J’ai la chance d’être entouré de mes potes, surtout en tournée. Darko et Mathieu, deux de mes musiciens, sont de grands déconneurs très taquins. Combien de fois je suis sorti de scène en leur disant: «Les gars, j’ai besoin de vous», et on cherche une vanne à trois. Eux sont parfois un peu plus… Enfin voilà, vous avez compris. Il faut juste être subtil, je ne veux jamais que ça blesse, d’où certaines hésitations. Et d’où des centaines d’excellentes vannes que je dois condamner.

Questionnaire de Proust

Si vous pouviez changer quelque chose à votre biographie?

Ma taille. Je lis partout que je fais 1m73, alors que c’est 1m75. Et sans chaussures (rires)!

Le talent que vous n’aurez jamais?

Une confiance suffisante en moi. Arriver à se dire «je suis bien comme je suis», c’est un grand talent qui aide à vivre et à respecter les autres.

Un animal?

Un bélouga. Ils me touchent énormément, on dirait des labradors. C’est le chien parfait, mais sous l’eau.

Si vous étiez une femme?

Celles qui se battent et ne se laissent pas marcher sur les pieds.

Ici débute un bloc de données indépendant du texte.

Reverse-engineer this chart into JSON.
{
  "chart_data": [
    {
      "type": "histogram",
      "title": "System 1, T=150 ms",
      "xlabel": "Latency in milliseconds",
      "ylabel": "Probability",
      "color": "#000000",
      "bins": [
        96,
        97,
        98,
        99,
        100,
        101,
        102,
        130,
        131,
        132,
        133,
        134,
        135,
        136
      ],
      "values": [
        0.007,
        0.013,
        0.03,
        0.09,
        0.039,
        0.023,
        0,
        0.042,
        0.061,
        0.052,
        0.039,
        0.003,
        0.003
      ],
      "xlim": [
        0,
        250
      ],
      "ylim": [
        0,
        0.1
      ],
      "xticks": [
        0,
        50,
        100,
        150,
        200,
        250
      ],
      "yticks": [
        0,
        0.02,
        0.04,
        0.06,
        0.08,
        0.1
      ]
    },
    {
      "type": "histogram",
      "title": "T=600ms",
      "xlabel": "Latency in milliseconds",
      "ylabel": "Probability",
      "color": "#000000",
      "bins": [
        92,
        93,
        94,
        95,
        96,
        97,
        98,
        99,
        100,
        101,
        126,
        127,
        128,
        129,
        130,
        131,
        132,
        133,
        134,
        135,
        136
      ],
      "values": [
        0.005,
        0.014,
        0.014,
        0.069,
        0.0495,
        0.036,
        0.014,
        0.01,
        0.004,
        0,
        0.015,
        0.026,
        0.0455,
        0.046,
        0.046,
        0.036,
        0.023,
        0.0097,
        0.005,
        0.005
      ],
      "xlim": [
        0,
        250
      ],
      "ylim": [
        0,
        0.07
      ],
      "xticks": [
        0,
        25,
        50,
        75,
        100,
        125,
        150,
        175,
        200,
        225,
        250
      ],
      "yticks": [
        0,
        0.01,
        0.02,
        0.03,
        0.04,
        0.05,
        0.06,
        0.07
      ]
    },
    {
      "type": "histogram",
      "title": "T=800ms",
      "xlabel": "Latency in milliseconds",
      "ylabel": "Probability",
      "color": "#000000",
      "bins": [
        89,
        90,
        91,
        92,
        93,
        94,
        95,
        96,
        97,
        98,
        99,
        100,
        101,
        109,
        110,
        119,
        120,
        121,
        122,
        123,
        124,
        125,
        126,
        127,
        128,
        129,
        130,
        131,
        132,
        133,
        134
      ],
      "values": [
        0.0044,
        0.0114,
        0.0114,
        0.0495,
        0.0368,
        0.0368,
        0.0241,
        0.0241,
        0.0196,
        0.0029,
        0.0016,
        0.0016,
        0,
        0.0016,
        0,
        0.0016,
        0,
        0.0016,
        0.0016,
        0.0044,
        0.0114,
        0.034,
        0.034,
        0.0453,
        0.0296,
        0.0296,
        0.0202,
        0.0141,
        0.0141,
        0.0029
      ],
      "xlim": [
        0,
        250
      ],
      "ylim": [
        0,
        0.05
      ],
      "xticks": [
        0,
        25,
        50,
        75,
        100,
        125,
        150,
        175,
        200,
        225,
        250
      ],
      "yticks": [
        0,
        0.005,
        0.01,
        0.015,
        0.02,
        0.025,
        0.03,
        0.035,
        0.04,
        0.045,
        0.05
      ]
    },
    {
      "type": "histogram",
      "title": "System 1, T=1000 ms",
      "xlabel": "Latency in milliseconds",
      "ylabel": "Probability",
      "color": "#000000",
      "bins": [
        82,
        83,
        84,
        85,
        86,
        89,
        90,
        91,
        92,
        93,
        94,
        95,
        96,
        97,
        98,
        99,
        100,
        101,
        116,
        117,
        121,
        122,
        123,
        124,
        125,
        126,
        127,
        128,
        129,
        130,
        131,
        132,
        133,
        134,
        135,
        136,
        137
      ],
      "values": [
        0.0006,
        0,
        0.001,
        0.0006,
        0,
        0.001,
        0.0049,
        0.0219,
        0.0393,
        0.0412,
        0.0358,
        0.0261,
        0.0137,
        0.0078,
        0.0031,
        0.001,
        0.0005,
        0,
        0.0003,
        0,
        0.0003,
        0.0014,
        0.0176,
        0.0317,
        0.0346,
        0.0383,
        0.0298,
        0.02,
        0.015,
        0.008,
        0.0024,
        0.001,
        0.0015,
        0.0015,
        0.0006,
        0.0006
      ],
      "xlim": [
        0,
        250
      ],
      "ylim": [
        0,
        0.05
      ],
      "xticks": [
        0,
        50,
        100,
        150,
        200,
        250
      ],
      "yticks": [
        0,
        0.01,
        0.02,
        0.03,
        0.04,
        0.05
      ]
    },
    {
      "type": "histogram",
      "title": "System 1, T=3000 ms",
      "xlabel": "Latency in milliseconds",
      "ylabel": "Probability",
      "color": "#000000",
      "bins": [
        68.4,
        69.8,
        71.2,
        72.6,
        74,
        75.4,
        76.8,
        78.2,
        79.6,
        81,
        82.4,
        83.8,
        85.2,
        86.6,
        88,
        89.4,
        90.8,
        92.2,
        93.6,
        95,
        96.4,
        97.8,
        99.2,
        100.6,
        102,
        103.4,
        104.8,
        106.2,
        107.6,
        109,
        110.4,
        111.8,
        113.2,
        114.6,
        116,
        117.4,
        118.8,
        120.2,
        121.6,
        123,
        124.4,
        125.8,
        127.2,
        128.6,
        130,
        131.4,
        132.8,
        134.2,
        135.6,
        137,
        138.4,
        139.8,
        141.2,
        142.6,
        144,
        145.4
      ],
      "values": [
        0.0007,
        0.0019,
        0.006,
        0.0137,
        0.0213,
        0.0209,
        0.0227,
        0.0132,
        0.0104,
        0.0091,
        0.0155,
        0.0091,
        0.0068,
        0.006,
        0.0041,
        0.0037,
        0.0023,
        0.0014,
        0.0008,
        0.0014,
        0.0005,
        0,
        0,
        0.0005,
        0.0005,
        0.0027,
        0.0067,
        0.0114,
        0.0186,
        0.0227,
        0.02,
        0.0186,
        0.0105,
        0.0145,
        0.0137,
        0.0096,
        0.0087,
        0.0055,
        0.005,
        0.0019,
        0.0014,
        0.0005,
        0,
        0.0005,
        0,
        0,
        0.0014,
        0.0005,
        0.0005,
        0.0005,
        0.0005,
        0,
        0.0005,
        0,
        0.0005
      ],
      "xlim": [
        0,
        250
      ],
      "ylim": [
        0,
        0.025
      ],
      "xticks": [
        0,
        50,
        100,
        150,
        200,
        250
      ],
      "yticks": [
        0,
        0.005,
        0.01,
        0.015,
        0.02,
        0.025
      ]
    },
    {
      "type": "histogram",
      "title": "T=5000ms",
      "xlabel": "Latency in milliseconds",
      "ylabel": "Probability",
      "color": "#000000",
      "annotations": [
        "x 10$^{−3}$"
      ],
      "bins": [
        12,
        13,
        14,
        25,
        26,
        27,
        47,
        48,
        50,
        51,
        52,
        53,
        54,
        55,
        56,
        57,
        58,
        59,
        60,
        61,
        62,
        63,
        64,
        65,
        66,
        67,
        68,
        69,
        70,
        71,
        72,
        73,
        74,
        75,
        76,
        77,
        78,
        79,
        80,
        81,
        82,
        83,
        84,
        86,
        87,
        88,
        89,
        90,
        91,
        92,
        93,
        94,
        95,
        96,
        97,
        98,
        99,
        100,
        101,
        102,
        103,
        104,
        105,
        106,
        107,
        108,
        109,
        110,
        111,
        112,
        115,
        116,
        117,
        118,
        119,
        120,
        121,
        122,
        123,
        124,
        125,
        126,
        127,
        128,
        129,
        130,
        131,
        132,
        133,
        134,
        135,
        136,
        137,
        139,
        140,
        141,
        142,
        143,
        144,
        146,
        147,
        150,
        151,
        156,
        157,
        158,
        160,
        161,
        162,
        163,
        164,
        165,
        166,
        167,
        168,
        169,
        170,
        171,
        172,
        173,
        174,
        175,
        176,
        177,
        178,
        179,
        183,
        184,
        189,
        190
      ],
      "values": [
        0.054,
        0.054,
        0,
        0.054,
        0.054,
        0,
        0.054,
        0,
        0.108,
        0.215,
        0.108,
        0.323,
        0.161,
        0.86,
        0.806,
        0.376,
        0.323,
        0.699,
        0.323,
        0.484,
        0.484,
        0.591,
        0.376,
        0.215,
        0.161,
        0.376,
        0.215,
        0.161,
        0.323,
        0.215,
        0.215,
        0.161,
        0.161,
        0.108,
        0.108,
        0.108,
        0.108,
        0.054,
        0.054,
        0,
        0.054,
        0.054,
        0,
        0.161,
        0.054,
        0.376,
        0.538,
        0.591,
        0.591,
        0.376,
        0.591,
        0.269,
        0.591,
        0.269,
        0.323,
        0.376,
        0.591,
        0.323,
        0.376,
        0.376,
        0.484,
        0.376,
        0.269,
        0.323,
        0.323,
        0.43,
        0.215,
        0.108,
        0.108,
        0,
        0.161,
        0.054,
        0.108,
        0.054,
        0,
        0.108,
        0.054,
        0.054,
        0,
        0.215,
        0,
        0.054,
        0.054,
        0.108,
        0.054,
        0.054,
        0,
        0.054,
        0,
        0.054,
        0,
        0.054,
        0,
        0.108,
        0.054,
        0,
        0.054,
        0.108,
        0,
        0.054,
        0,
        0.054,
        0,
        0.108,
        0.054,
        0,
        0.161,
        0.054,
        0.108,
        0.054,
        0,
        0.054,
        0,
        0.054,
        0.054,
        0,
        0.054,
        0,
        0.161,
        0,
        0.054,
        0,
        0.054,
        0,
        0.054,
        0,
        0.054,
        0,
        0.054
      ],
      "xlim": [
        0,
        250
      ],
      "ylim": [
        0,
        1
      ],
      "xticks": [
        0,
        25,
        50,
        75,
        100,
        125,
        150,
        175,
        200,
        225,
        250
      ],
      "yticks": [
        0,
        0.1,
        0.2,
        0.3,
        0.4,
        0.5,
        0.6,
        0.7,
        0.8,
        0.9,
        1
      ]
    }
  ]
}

Votre plus mauvaise habitude?

Avoir perdu le silence des yeux et des oreilles depuis quelques mois. Il faut que je me taise à nouveau.

Le dernier livre lu?

On m’a récemment offert l’intégrale de Nietzsche. L’approche me semblait complexe, l’objet était presque trop gros. Puis j’ai lu Le gai savoir et j’ai compris qu’on pouvait plonger simplement dedans, alors que je l’avais redouté pendant longtemps.

Profil

1982 Naissance le 7 juillet dans le Gard.

2007 Remporte «Nouvelle Star» sur M6.

2008 Premier album, «Ersatz».

2015 Artiste masculin aux Victoires de la musique.

2016 Cinquième album, «&» (prononcer esperluette).

2018 «Vous & Moi», version acoustique de «&». Le 25 avril, concert acoustique solo à Lausanne, Théâtre de Beaulieu.